If you accept this is as true, at least for discussion sake, it is worth pointing out that an attitudinal segmentation is not likely to solve this problem for you, at least not initially. This is because the weakness of most attitudinal segmentation schemes, since they are based on survey data, is that, unlike a behavior based scheme, you do not have segment membership for the entire file, only those who were sampled in the survey, which is typically a very small percentage of the whole file. This means you can’t simply overlay your attitude segment onto your behavior one and only target those who, for example, are a “1” code on behavior (for “good”) and “2” code on attitude (also for “good”). You simply won’t have the “2”’s for everybody.
However, and the details get beyond the purpose of this post, it is possible, with a large enough group of donors on your file tagged with an attitude segmentation code, to build a model to score the whole file. This is typical stuff for the most innovative commercial operators.
But just because scoring the whole file is a ways off, non-profits need, we’d argue, to start somewhere and that somewhere is with getting more focused and serious about donor attitudes. Roughly 80% of commercial entities in the Fortune 1000 use attitudinal segmentations to inform what they know and do about their customers. We’d hazard that the percentage is closer to 20% for non-profits.

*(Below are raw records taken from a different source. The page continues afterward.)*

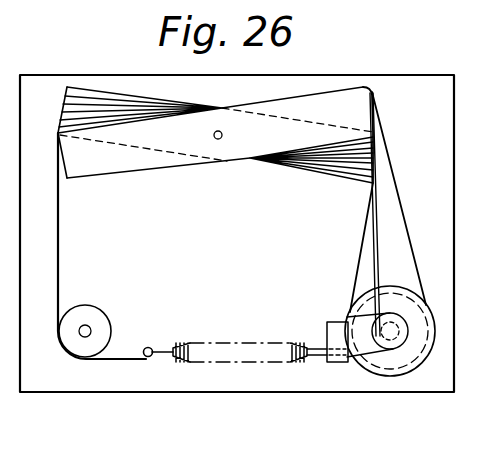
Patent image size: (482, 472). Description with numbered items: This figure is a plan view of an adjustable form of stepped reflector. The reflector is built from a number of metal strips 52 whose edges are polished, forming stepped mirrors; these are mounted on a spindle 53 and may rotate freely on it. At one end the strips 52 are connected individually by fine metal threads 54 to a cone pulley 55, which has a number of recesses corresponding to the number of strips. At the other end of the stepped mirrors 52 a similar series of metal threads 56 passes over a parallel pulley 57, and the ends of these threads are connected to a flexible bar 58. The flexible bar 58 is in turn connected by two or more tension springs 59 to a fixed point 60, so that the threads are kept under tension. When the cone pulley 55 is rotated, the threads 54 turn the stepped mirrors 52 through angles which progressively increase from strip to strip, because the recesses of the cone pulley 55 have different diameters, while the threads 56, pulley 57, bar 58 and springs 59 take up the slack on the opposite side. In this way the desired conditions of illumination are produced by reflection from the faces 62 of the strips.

The faces 62 is at (97, 104).
The metal strips 52 is at (350, 103).
The spindle 53 is at (217, 139).
The fine metal threads 54 is at (403, 237).
The cone pulley 55 is at (410, 356).
The metal threads 56 is at (62, 272).
The parallel pulley 57 is at (96, 320).
The flexible bar 58 is at (151, 347).
The tension springs 59 is at (247, 334).
The fixed point 60 is at (334, 328).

What can you do with attitudinal segmentations immediately? You use it to dictate what you say and how you say it after using the behavior piece to figure out who you say it too.
The ‘what’ and ‘how’ of donor communication will seldom if ever be answered by a behavior based segmentation and NEVER as well as survey data (when done properly).
This means the two most important things you do in a direct marketing effort – selection and communication – require behavior and attitude insight to maximize efficiency and effectiveness.
Only using behavior to select and then relying on past experience, gut instinct or a myriad of often incomplete and contradictory advice on what and how to communicate is, in a word, crazy, considering how much of direct marketing performance is tied to the what and how pieces.
A properly conducted attitudinal study, whose purpose is to inform a behavior based view of the world and help determine what and how to communicate, is as necessary as the targeting piece and non-profits need to be better educated on the why and how of getting it done.
P.S. Some might argue that direct mail testing, putting live results out into the market is the better option to attitudinal survey research since the former is “real world” and linked to results.
A fuller response on this will be forthcoming in another post but suffice to say, there are two main retorts here,
1) Trying to discern what to say and how to say it at the segment level is strategic, or should be. Testing of direct mail ideas is tactical and important but incredibly inefficient, costly guess work, to try and inform strategy. We are not anti-testing but since the vast majority of tests do not beat the control, it is costing non-profits a lot of time and money to figure out how NOT to talk with donors. It is time to figure out, strategically and systematically, what TO say.
2) Properly conducted survey research CAN be linked to the bottom line.